Monitor Cloud TPU VMs

This guide explains how to use Google Cloud Monitoring to monitor your Cloud TPU VMs. Google Cloud Monitoring automatically collects metrics and logs from your Cloud TPU and its host Compute Engine. These data can be used to monitor the health of your Cloud TPU and Compute Engine.

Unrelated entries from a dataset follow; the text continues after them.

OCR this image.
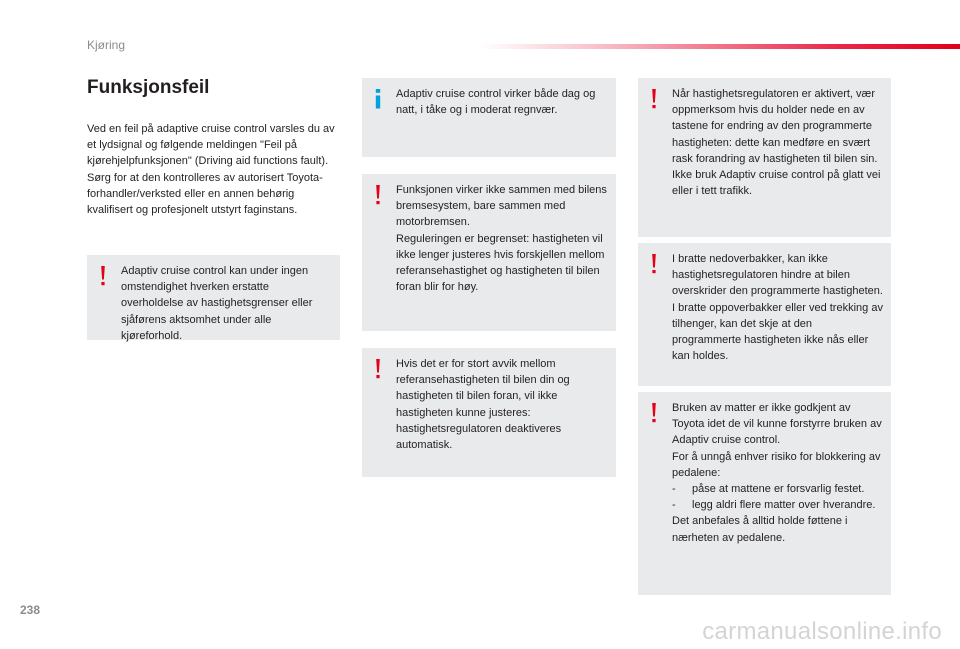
Kjøring
Funksjonsfeil

Ved en feil på adaptive cruise control varsles du av et lydsignal og følgende meldingen "Feil på kjørehjelpfunksjonen" (Driving aid functions fault).

Sørg for at den kontrolleres av autorisert Toyota-forhandler/verksted eller en annen behørig kvalifisert og profesjonelt utstyrt faginstans.

Adaptiv cruise control kan under ingen omstendighet hverken erstatte overholdelse av hastighetsgrenser eller sjåførens aktsomhet under alle kjøreforhold.

Adaptiv cruise control virker både dag og natt, i tåke og i moderat regnvær.

Funksjonen virker ikke sammen med bilens bremsesystem, bare sammen med motorbremsen.

Reguleringen er begrenset: hastigheten vil ikke lenger justeres hvis forskjellen mellom referansehastighet og hastigheten til bilen foran blir for høy.

Hvis det er for stort avvik mellom referansehastigheten til bilen din og hastigheten til bilen foran, vil ikke hastigheten kunne justeres: hastighetsregulatoren deaktiveres automatisk.

Når hastighetsregulatoren er aktivert, vær oppmerksom hvis du holder nede en av tastene for endring av den programmerte hastigheten: dette kan medføre en svært rask forandring av hastigheten til bilen sin.

Ikke bruk Adaptiv cruise control på glatt vei eller i tett trafikk.

I bratte nedoverbakker, kan ikke hastighetsregulatoren hindre at bilen overskrider den programmerte hastigheten.

I bratte oppoverbakker eller ved trekking av tilhenger, kan det skje at den programmerte hastigheten ikke nås eller kan holdes.

Bruken av matter er ikke godkjent av Toyota idet de vil kunne forstyrre bruken av Adaptiv cruise control.

For å unngå enhver risiko for blokkering av pedalene:

-	påse at mattene er forsvarlig festet.
-	legg aldri flere matter over hverandre.

Det anbefales å alltid holde føttene i nærheten av pedalene.

238
carmanualsonline.info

Metrics enable you to track a numerical quantity over time, for example, CPU utilization, network usage, or TensorCore idle duration. Logs capture events at a specific point in time. Log entries are written by your own code, Google Cloud services, third-party applications, and the Google Cloud infrastructure. You can also generate metrics from the data present in a log entry by creating a log-based metric. You can also set alert policies based on metric values or log entries.

This guide discusses Google Cloud Monitoring and shows you how to:

  • View Cloud TPU metrics
  • Set up Cloud TPU metrics alert policies
  • Query Cloud TPU logs
  • Create log-based metrics for setting up alerts and visualizing dashboards

Prerequisites

This document assumes some basic knowledge of Google Cloud Monitoring. You must have a Compute Engine VM and Cloud TPU resources created before you can begin generating and working with Google Cloud Monitoring. See the Cloud TPU Quickstart for more details.

Metrics

Google Cloud metrics are automatically generated by Compute Engine VMs and the Cloud TPU runtime. The following metrics are generated by Cloud TPU VMs:

  • memory/usage
  • network/received_bytes_count
  • network/sent_bytes_count
  • cpu/utilization
  • tpu/tensorcore/idle_duration

It can take up to 180 seconds between the time a metric value is generated and when it's displayed in the Metrics Explorer.

For more information on TPU related metrics, see TPU metrics.

Memory usage

The memory/usage metric tracks the memory used by the TPU VM in bytes. This metric is sampled every 60 seconds.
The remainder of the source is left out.